I took a year of Spanish in college, but really, no hablo espanol. So my immersion into Daddy Yankee’s world of reggaeton at the nearly sold-out Orpheum show Saturday night was, in part, a case of being a stranger in a strange land. On the other hand, if I may be so bold, yo la tengo. Strange is not a bad thing.

What is reggaeton in Daddy Yankee’s hands?

Rhythms - of the big, bassy, pants-fluttering, Godzilla-like kind - are king. Relentless. This is loud ’n’ proud Puerto Rican-styled hip-hop, with a reggae and West Indian-flavor and an electronic overlay. These syncopated rhythms, forged by two percussionists, a turntablist and a bassist, are coupled with energetic, anthemic vocals. In concert, Daddy Yankee sings and raps, often rapid-fire, almost exclusively in Spanish. (He does mostly English versions of some songs for U.S. radio.)

There were 15 songs on the set list, starting with “Talento de Barrio” and climaxing near the end with the 2004 international breakthrough hit “Gasolina.” But there were numerous diversions along the way, some less than a minute long, all of them serving to pump up a crowd already pumped just to be in the building. One song was all about taking pictures with your cell phone, and, boy, did this crowd oblige.

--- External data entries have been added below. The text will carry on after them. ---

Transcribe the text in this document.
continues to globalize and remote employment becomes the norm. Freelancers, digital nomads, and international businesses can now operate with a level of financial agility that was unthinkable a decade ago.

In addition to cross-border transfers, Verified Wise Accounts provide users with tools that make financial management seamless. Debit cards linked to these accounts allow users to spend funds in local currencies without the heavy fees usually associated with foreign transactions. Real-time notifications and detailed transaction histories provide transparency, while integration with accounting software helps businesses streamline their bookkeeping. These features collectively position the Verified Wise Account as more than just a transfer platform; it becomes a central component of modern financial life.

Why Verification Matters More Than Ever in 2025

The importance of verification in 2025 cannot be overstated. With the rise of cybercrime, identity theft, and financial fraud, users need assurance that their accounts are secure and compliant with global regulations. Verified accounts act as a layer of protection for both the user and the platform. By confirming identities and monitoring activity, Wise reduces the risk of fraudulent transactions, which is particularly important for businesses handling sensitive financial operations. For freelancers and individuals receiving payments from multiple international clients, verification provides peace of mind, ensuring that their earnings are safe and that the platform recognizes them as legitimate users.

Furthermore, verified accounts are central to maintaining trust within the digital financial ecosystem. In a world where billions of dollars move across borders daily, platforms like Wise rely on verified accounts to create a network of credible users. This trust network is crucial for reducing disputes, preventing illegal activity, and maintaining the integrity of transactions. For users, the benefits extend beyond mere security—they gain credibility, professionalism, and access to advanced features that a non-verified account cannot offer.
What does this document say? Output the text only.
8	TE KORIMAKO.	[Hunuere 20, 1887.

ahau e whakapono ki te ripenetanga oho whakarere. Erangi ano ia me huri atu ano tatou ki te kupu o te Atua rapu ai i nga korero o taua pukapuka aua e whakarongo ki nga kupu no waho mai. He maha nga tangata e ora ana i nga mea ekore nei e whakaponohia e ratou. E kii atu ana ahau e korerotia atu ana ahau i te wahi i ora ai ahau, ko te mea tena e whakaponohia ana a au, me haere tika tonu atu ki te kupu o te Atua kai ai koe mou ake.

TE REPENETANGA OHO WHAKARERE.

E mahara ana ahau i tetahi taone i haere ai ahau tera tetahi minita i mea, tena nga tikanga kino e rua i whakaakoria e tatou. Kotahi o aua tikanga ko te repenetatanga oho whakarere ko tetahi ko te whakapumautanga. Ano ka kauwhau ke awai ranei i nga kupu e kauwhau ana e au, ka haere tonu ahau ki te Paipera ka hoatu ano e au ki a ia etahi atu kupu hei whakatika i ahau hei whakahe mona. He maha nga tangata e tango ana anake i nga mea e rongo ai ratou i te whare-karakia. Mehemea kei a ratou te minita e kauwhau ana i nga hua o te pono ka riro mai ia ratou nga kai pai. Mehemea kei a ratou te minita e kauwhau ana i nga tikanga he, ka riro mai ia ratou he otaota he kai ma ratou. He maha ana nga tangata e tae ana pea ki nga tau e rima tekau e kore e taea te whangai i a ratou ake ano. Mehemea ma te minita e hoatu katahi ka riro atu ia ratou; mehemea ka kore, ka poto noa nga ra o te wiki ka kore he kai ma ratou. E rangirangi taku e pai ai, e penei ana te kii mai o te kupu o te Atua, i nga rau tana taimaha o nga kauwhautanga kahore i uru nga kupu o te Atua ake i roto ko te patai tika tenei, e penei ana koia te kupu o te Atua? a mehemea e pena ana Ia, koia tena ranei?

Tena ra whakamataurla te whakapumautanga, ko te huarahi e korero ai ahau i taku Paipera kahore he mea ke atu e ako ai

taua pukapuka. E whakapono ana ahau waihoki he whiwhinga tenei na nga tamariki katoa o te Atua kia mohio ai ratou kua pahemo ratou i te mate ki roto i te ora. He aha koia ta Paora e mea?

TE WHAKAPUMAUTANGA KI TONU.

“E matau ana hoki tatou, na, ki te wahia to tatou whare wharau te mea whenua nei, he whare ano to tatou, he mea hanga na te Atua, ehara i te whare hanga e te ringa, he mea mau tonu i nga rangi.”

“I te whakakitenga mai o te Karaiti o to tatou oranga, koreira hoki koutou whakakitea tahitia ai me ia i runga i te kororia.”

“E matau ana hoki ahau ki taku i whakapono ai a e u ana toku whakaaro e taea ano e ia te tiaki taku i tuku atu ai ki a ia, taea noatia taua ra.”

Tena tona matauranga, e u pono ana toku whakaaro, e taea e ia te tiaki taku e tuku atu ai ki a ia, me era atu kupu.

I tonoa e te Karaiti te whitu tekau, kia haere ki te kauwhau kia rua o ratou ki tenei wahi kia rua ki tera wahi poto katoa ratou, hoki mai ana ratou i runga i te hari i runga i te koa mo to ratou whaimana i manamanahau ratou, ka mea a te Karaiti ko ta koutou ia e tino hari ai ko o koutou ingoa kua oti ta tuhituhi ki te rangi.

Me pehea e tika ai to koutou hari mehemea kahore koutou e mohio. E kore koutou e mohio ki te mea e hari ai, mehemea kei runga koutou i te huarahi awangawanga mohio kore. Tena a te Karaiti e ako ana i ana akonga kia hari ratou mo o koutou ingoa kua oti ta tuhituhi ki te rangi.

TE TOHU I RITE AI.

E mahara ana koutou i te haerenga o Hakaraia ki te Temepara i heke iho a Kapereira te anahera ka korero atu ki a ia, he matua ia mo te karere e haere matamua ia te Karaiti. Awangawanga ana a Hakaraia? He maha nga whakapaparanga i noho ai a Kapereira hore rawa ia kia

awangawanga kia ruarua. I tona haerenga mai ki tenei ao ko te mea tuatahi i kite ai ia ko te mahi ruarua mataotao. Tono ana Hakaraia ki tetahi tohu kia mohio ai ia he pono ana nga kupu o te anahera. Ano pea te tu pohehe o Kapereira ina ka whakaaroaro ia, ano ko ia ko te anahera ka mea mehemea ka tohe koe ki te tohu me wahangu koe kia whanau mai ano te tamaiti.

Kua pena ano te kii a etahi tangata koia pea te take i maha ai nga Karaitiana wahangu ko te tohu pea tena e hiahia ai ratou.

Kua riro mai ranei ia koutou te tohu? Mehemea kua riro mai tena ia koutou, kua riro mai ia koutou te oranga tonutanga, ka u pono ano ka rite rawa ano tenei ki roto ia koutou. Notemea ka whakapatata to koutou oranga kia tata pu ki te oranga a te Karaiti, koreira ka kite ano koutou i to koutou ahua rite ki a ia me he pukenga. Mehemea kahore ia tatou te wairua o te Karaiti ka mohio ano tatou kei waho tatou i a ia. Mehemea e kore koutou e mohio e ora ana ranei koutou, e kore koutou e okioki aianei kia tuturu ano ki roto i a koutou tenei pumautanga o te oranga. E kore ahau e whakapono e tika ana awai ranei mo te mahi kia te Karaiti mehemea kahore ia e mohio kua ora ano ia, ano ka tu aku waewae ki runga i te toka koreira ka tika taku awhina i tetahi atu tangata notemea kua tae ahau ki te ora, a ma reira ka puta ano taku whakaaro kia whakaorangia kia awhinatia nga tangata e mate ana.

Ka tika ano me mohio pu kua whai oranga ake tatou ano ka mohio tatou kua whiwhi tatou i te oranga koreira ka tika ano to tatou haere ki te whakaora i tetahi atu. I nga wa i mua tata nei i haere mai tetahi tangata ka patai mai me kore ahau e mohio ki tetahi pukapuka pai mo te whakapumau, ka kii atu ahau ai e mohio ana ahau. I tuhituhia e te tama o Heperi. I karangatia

Daddy Yankee, 32 - born Ramon Ayala, nicknamed “The Big Boss” - was called one of “the 100 most influential people” by Time magazine in 2006. (Then again, so was Dane Cook.) The Grammy-winning and bling-draped Daddy Yankee was slick, smooth and sunglassed. He was augmented by two rappers and backed by seven musicians. The result was a series of high-energy bursts, an 80-minute display of sonic fireworks.

The multimedia show had little to do with ebb and flow. It was all about moving from one peak to another. The accompanying video sometimes emphasized body parts and bikinis, and one bilingual fan, Monica Faberman, said Daddy Yankee “was kind of objectifying women.” Did it bother her? “Personally, no.” And she would seem to speak for most. Daddy Yankee, though cocky and aggressive, did not seem belligerent or arrogant. “Rompe,” for instance, was suggestive, certainly, but not sexist - or so the English lyric translation reads.

Everything about Daddy Yankee boasts “I am a star!” But for all his showboating, the music is more about forming a bond with the audience. He is a cheerleader for his own cause, but it’s hard not to party down and want to join the gang for a night.